Nvidia wants robots to learn before executing tasks by watching 44,000 hours of human video

CES 2026 was crowded with humanoids doing simple household tasks such as folding laundry or stacking up the dishwasher. One thing I was sure of seeing this influx of robots at the world’s biggest tech event, was that such service bots are going to be the next big thing invading our households in the near future.

Staying with that thought, the robotics industry, for now, faces the biggest challenge in teaching robots to operate in the messy real world. The unstructured environment means robots need massive amounts of data to learn. Gathering and structuring that data is the costliest thing in robotics and perhaps the biggest impediment, slowing the entire development process.

Designer: DreamDojo

NVIDIA believes it has created a workaround. The company has released DreamDojo, an open-source “world model,” which intends to help robots learn intuitive physics to interact in the physical world by seeing humans do it first. So, instead of relying on painstaking programming or teleoperating robots, Nvidia DreamDojo would allow robots to train on 44,000 hours of egocentric human video, which shows humans handling tools, assembling objects, and doing laundry.

NVIDIA terms this open-source world model as the “largest dataset to date for world model training.” The dataset is called DreamDojo-HV (Human Video) and comprises exactly 44,711 hours of footage, which includes 6,015 unique tasks and more than a million trajectories. This works in two independent phases and is billed by Nvidia to be 15 times larger and about 96 times more skill-packed. It is also believed to include 2000 times more scenes than ever seen in the previous largest datasets for world model training.

Two-phase robotic course for being human

Of course, collecting robot-specific data is the biggest bottleneck in the industry. By simplifying that with abundant human video, Nvidia is trying to make learning convenient and cheaper for robotic companies betting on humanoids. For me, this possibility of learning through seeing before touching physical objects is compelling. And for its execution is divided into two phases: Pre-Training and Post-Training.

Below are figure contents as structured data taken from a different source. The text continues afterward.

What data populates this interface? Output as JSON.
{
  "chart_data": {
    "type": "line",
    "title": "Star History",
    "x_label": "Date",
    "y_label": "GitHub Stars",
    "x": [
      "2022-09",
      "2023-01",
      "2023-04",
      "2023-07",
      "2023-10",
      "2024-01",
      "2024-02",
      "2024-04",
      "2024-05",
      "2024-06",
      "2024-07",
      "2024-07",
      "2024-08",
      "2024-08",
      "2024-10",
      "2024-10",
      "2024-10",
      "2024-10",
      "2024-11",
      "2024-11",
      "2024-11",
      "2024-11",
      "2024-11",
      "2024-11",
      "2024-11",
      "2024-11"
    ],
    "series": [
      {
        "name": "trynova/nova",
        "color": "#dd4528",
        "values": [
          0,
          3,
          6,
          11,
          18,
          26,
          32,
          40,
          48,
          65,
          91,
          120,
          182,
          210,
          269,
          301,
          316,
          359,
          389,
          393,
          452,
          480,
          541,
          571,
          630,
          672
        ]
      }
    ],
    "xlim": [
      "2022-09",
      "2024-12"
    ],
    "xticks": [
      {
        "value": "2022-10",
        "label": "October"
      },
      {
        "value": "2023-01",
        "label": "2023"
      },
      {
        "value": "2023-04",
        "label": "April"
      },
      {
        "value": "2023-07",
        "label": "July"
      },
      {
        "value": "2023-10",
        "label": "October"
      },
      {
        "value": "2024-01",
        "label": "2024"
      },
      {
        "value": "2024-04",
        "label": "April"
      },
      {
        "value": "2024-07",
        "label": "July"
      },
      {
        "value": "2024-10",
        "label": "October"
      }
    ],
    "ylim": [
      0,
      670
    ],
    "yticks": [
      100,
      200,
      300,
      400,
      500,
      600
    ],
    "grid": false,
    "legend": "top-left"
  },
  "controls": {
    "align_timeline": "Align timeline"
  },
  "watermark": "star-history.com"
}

Firstly, it pre-trains on large-scale human video using what Nvidia says is “latent actions.” Since human videos do not provide joint torque labels or motor commands, Nvidia has trained a “700-million-parameter spatiotemporal Transformer” to extract “proxy actions” from visual changes between frames, allowing the model to “treat any human video as if it came with motor commands attached.” Secondly, it post-trains on a specific robot body with “continuous robot actions.” The idea is to separate physical understanding from hardware control, so that the robot learns the rules of the physical world first and then adapts them to need and limb requirements.

Real-time dreaming

With its world model designed to teach robots to watch humans first, Nvidia is suggesting to us that the best and fastest way to scale humanoids isn’t more robot data. It is probably their exposure to more human experience. Considering this, it’s imperative to note that this is not the first world model. Many have been devised before, but they have been considerably slower at achieving the outcome. NVIDIA has been able to clock up the pace by distilling DreamDojo to run at 10.81 frames per second in real time for over a minute. DreamDojo HV has been demonstrated across humanoid platforms like GR-1, G1, AgiBot, and YAM robots, the company says, and has shown what it calls “realistic action-conditioned rollouts” across diverse environments and object interactions.

From what I see, if DreamDojo can work as the press information reveals, it could make life easier for startups and robotic teams with limited resources to collect a large robot-specific dataset and use it to teach their robots. But before more use case scenarios trained on the Nvidia world model show up, I am skeptical how they will perform in every changing real-world condition, which are not absolutely the same at any two moments.